Indra Sistemas SA (IDR), Spain’s largest computer services company, is betting on foreign markets, especially in Latin America and Asia, to offset domestic economic woes and government austerity measures.
“We were expecting a reduction in Spain, but the financial crisis accelerated it,” General Director Emma Fernandez said in an interview at Indra’s headquarters in Madrid. “We’re still growing very fast, especially in Latin America and Asia.”

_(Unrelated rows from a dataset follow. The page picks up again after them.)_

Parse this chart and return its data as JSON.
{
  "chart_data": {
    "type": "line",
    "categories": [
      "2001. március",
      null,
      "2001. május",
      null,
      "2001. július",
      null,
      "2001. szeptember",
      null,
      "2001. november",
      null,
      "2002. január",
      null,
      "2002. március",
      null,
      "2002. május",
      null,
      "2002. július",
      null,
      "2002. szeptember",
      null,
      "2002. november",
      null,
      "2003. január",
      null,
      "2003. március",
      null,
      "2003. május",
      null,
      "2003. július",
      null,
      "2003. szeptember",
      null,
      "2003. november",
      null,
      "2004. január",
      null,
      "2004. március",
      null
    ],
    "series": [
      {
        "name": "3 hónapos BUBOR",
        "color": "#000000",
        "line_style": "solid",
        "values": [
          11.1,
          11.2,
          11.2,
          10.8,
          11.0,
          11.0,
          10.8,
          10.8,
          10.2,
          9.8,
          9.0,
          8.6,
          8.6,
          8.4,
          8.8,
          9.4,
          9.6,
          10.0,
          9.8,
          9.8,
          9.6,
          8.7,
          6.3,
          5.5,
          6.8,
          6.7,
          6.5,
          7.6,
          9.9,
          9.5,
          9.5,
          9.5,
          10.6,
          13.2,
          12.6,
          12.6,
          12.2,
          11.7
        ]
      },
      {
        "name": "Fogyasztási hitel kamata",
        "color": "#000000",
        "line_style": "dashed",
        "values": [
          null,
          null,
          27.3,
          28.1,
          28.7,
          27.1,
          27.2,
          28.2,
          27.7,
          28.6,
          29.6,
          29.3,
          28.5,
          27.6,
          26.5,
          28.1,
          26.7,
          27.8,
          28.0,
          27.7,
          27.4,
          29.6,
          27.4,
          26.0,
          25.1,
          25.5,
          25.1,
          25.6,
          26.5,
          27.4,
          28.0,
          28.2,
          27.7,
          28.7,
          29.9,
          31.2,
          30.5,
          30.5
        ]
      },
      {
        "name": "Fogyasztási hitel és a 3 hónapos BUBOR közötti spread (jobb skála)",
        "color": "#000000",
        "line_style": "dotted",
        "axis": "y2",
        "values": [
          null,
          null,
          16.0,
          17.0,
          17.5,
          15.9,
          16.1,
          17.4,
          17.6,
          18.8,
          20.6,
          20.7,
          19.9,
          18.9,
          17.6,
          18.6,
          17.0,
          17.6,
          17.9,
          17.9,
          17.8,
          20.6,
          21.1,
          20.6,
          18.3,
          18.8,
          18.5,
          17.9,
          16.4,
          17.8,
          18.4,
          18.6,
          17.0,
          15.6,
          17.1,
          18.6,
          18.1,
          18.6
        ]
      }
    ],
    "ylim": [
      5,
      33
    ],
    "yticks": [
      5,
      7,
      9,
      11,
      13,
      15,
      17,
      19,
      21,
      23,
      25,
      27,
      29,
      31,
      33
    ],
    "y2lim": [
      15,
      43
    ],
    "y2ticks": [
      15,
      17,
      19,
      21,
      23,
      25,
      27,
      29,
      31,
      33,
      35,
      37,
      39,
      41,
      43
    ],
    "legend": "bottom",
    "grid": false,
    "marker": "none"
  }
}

The former state-owned company, whose offerings range from systems for defense, transportation and air-traffic control to health, security, ticketing and elections, is targeting surging infrastructure investments in countries such as Brazil, China and Vietnam. Indra this year agreed to buy Brazil’s Politec Tecnologia da Informacao SA, increasing the share of international sales to 47 percent from 40 percent and making the country its second-largest market with 10 percent of revenue.
Indra, whose competitors range from France-based Thales SA (HO) and Italy’s Selex Sistemi Integrati SpA to International Business Machines Corp. (IBM) of the U.S., said July 29 that sales climbed 2 percent in the first half. Revenue in Europe dropped 6 percent, while Latin America sales advanced 16 percent. Revenue in Asia, Pacific and Africa rose 17 percent.
“The company’s track record and management is very respected and they’re doing a great job abroad, especially in Latin America and the Middle East,” Ignacio Ortiz de Mendivil, an analyst at Banco BPI in Madrid, said by phone. “Indra usually meets guidance and market expectations, even if last year’s margins were worse.”
Outperforming the Market
Indra fell 0.3 percent to 13.40 euros at 9:45 a.m. in Madrid trading. The stock has gained 4.8 percent this year, valuing the company at 2.2 billion euros. The Spanish benchmark Ibex 35 index declined 5.8 percent in the same period.
Indra’s 2010 net income dropped 3.6 percent to 188.5 million euros ($271.4 million), while sales rose 1.7 percent to 2.6 billion euros.
The company also benefitted as some of its Spanish customers expanded in Europe, including Telefonica SA (TEF), Europe’s second-largest phone company and Banco Santander SA (SAN), Spain’s biggest bank.
“The biggest risk for the company is its exposure to the domestic market,” Ortiz de Mendivil said. “We can expect new budget cuts in the coming months, which won’t be positive for them.”
Spanish Budget Cuts
Spanish Prime Minister Jose Luis Rodriguez Zapatero called early elections July 29 after austerity measures eroded support for his Socialist Party. Spain, the euro area’s fourth-largest economy, seeks to convince investors it can control the budget deficit as it faces a possible downgrade by Moody’s Investors Service.
Europe’s debt crisis forced Zapatero to ditch pledges for more social spending and replace them with public-sector wage cuts as he struggled to tackle unemployment of more than 20 percent.
As companies adjust to forecasts of slower growth in Spain after a decade-long boom, Norsk Hydro ASA, Europe’s third- largest aluminum maker, said on July 26 that it is cutting jobs and capacity at its operations in Spain and Portugal because of lower demand from builders. Vodafone Group Plc (VOD), the world’s largest mobile-phone company, on July 22 reported slowing service revenue growth for the fiscal first quarter, citing “challenging” conditions in southern Europe.
“Indra will get more revenue from abroad in coming months and that will continue to be the trend, although Spain is still our main market,” Fernandez said. “We are concerned about the evolution of Spain but we see it as an opportunity because the economic model of Spain needs to move towards technology and more productivity.”